As you keep watching, though, you realise that it is a deep satire of the wealthy people in general. And you realise it while bursting into tears of laughter.

Triangle of Sadness is an excellent movie. It’s purpose seems to be to critique the rich people on this planet and it does so by bringing them to a very ridicule plane.

The film is divided in three parts. The first one is focused on an heterosexual couple of models, also influencers on the Internet, who make a lot of money out of this. However, the girl makes a bit more money than the guy. Soon he starts having obsessive behavior about that little detail in situations where he feels like he is supposed to pay. Not only he introduces a theme of being over-concerned about money – especially in this case, that he does not lack richness – but the girl also displays how she ends up settling with the situation and saying that he is right. Of course he is not: his claim about the girl being manipulative and worried about social standards of money is not built on true facts, but on his own insecurities about being paid less than her and being less succesful. 

These masculine insecurities are also latent in the second part of the film. There is a trip on a yacht, offered to very rich people. That couple are two of the guests and there, the guy shows again obsessive behavior by being very jealous of every man that looks at his girlfriend.

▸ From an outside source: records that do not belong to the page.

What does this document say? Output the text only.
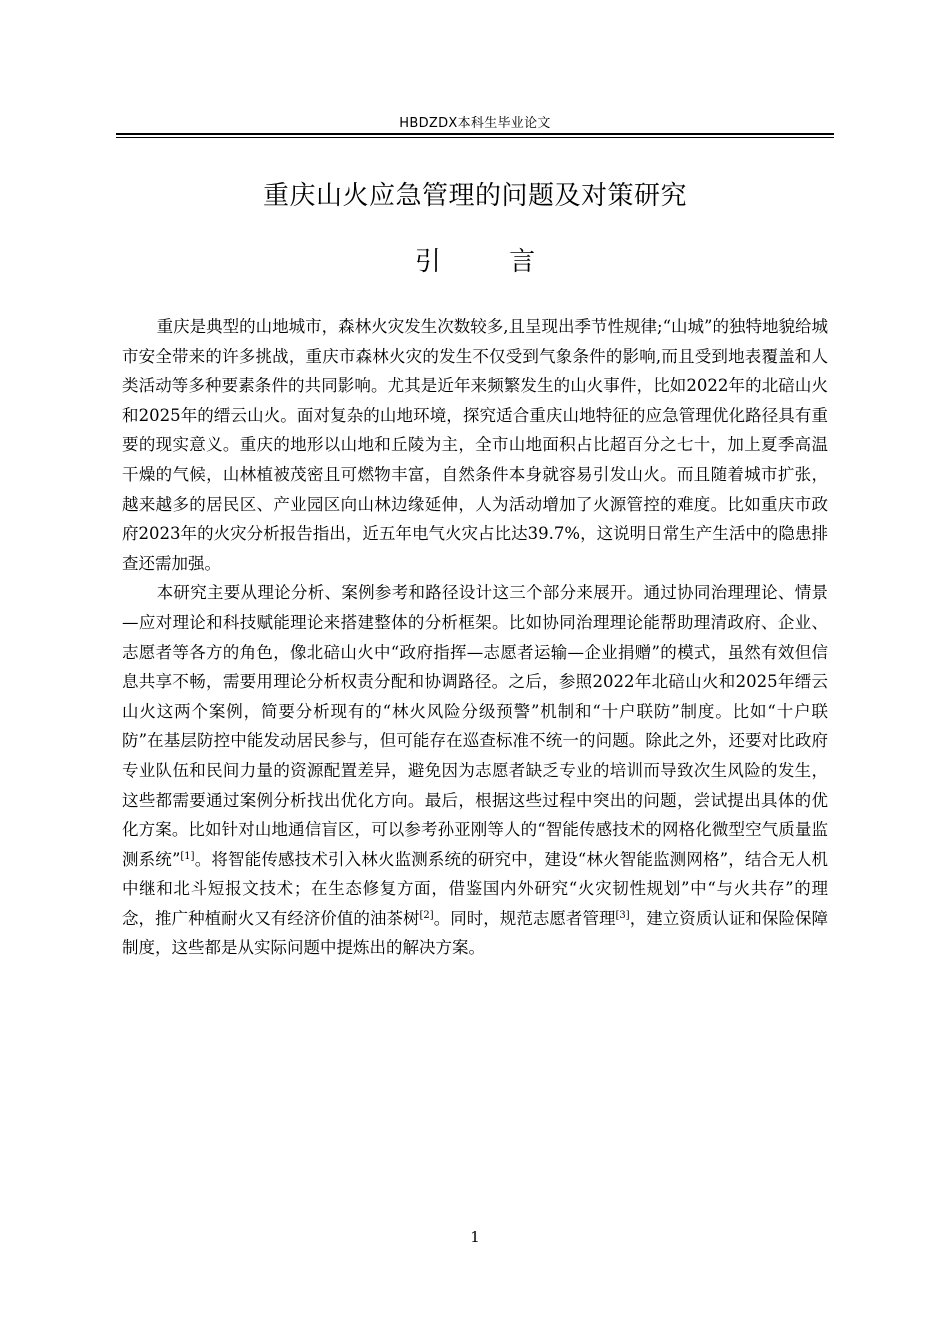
HBDZDX本科生毕业论文
重庆山火应急管理的问题及对策研究
引 言

重庆是典型的山地城市，森林火灾发生次数较多,且呈现出季节性规律;“山城”的独特地貌给城市安全带来的许多挑战，重庆市森林火灾的发生不仅受到气象条件的影响,而且受到地表覆盖和人类活动等多种要素条件的共同影响。尤其是近年来频繁发生的山火事件，比如2022年的北碚山火和2025年的缙云山火。面对复杂的山地环境，探究适合重庆山地特征的应急管理优化路径具有重要的现实意义。重庆的地形以山地和丘陵为主，全市山地面积占比超百分之七十，加上夏季高温干燥的气候，山林植被茂密且可燃物丰富，自然条件本身就容易引发山火。而且随着城市扩张，越来越多的居民区、产业园区向山林边缘延伸，人为活动增加了火源管控的难度。比如重庆市政府2023年的火灾分析报告指出，近五年电气火灾占比达39.7%，这说明日常生产生活中的隐患排查还需加强。

本研究主要从理论分析、案例参考和路径设计这三个部分来展开。通过协同治理理论、情景—应对理论和科技赋能理论来搭建整体的分析框架。比如协同治理理论能帮助理清政府、企业、志愿者等各方的角色，像北碚山火中“政府指挥—志愿者运输—企业捐赠”的模式，虽然有效但信息共享不畅，需要用理论分析权责分配和协调路径。之后，参照2022年北碚山火和2025年缙云山火这两个案例，简要分析现有的“林火风险分级预警”机制和“十户联防”制度。比如“十户联防”在基层防控中能发动居民参与，但可能存在巡查标准不统一的问题。除此之外，还要对比政府专业队伍和民间力量的资源配置差异，避免因为志愿者缺乏专业的培训而导致次生风险的发生，这些都需要通过案例分析找出优化方向。最后，根据这些过程中突出的问题，尝试提出具体的优化方案。比如针对山地通信盲区，可以参考孙亚刚等人的“智能传感技术的网格化微型空气质量监测系统”[1]。将智能传感技术引入林火监测系统的研究中，建设“林火智能监测网格”，结合无人机中继和北斗短报文技术；在生态修复方面，借鉴国内外研究“火灾韧性规划”中“与火共存”的理念，推广种植耐火又有经济价值的油茶树[2]。同时，规范志愿者管理[3]，建立资质认证和保险保障制度，这些都是从实际问题中提炼出的解决方案。

1
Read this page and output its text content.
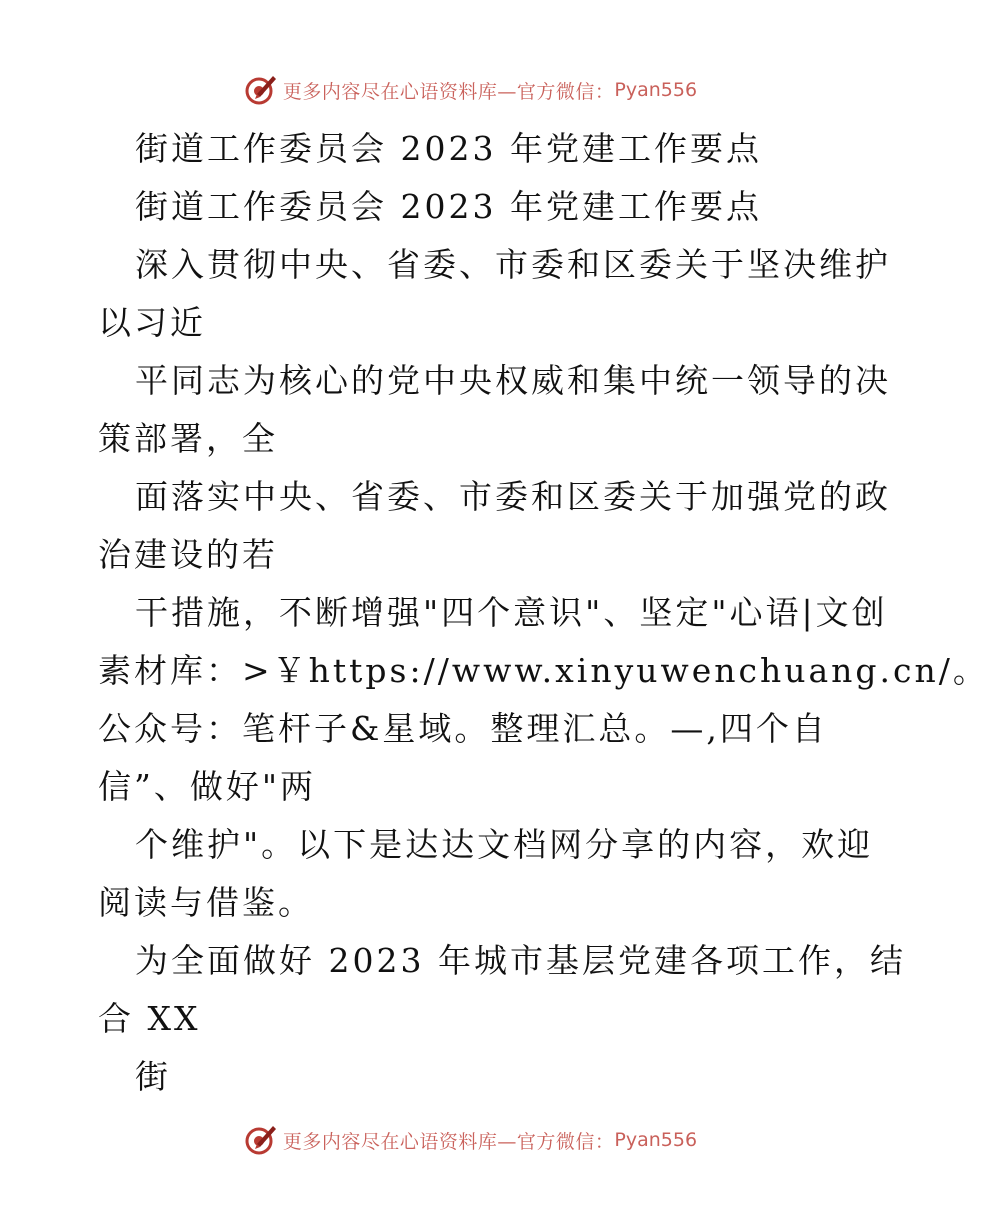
更多内容尽在心语资料库—官方微信： Pyan556
街道工作委员会 2023 年党建工作要点
街道工作委员会 2023 年党建工作要点
深入贯彻中央、省委、市委和区委关于坚决维护
以习近
平同志为核心的党中央权威和集中统一领导的决
策部署，全
面落实中央、省委、市委和区委关于加强党的政
治建设的若
干措施，不断增强"四个意识"、坚定"心语|文创
素材库：>￥https://www.xinyuwenchuang.cn/。
公众号：笔杆子&星域。整理汇总。—,四个自
信”、做好"两
个维护"。以下是达达文档网分享的内容，欢迎
阅读与借鉴。
为全面做好 2023 年城市基层党建各项工作，结
合 XX
街
更多内容尽在心语资料库—官方微信： Pyan556
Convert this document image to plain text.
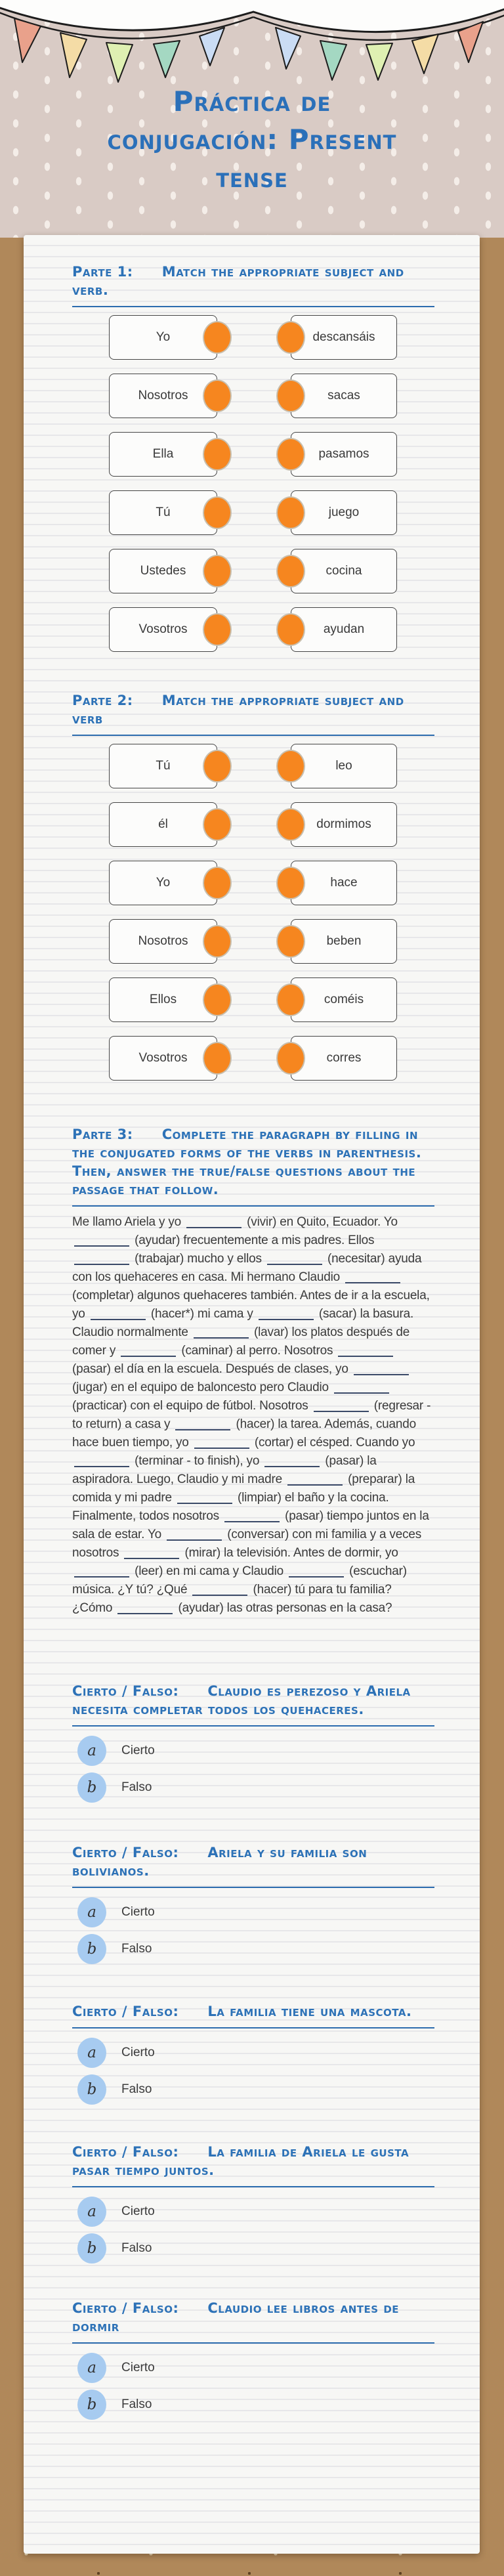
Práctica de
conjugación: Present
tense
Parte 1: Match the appropriate subject and verb.
Yo	descansáis
Nosotros	sacas
Ella	pasamos
Tú	juego
Ustedes	cocina
Vosotros	ayudan
Parte 2: Match the appropriate subject and verb
Tú	leo
él	dormimos
Yo	hace
Nosotros	beben
Ellos	coméis
Vosotros	corres
Parte 3: Complete the paragraph by filling in the conjugated forms of the verbs in parenthesis. Then, answer the true/false questions about the passage that follow.
Me llamo Ariela y yo	(vivir) en Quito, Ecuador. Yo  (ayudar) frecuentemente a mis padres. Ellos  (trabajar) mucho y ellos	(necesitar) ayuda con los quehaceres en casa. Mi hermano Claudio  (completar) algunos quehaceres también. Antes de ir a la escuela, yo	(hacer*) mi cama y	(sacar) la basura. Claudio normalmente	(lavar) los platos después de comer y	(caminar) al perro. Nosotros  (pasar) el día en la escuela. Después de clases, yo  (jugar) en el equipo de baloncesto pero Claudio  (practicar) con el equipo de fútbol. Nosotros	(regresar - to return) a casa y	(hacer) la tarea. Además, cuando hace buen tiempo, yo	(cortar) el césped. Cuando yo  (terminar - to finish), yo	(pasar) la aspiradora. Luego, Claudio y mi madre	(preparar) la comida y mi padre	(limpiar) el baño y la cocina. Finalmente, todos nosotros	(pasar) tiempo juntos en la sala de estar. Yo	(conversar) con mi familia y a veces nosotros	(mirar) la televisión. Antes de dormir, yo  (leer) en mi cama y Claudio	(escuchar) música. ¿Y tú? ¿Qué	(hacer) tú para tu familia? ¿Cómo	(ayudar) las otras personas en la casa?
Cierto / Falso: Claudio es perezoso y Ariela necesita completar todos los quehaceres.
a	Cierto
b	Falso
Cierto / Falso: Ariela y su familia son bolivianos.
a	Cierto
b	Falso
Cierto / Falso: La familia tiene una mascota.
a	Cierto
b	Falso
Cierto / Falso: La familia de Ariela le gusta pasar tiempo juntos.
a	Cierto
b	Falso
Cierto / Falso: Claudio lee libros antes de dormir
a	Cierto
b	Falso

Where the film truly shines is when the rich people start making the staff do things like swimming on the pool in hours of service. Afterwards, in a dinner organised with the communist captain of the ship, the boat starts having some turbulences. The guests, though, do not abandon their positions of ‘being served’, to the extent that they start puking and fainting in the middle of the dinner. Caos rises in the ship while the rich guests settle with the situation and they even believe that the ship is sinking. They are so accostumed to ‘be given things’ at all times. The fact that what is given to them is not a delicious dinner but a catastrophic situation of sea storm does not change the fact that they will not do anything at all to solve it.


That point is made even more visible in the third part.



The ship sinks eventually – by a group of terrorists using weaponry sold by the rich people themselves. A few of the guests end up in an island, and also two members of the staff. The hierarchy is still there until the previous toilet manager shows everyone else that she is the only one capable of cooking and hunting. The guests then realise that their position of ‘being given things’ will not help them survive, and only then the social structure changes and the manager, a woman, becomes the matriarch of the group.


The film is hilarous, sometimes even discusting. It is not a critique to wealthy people per se, as I made clear before, but to pretentious people that are used to have things for granted without having to do anything. And the film does a tremendous job at ridiculising these groups and emphasizing how stupidly settled in a golden throne they can be.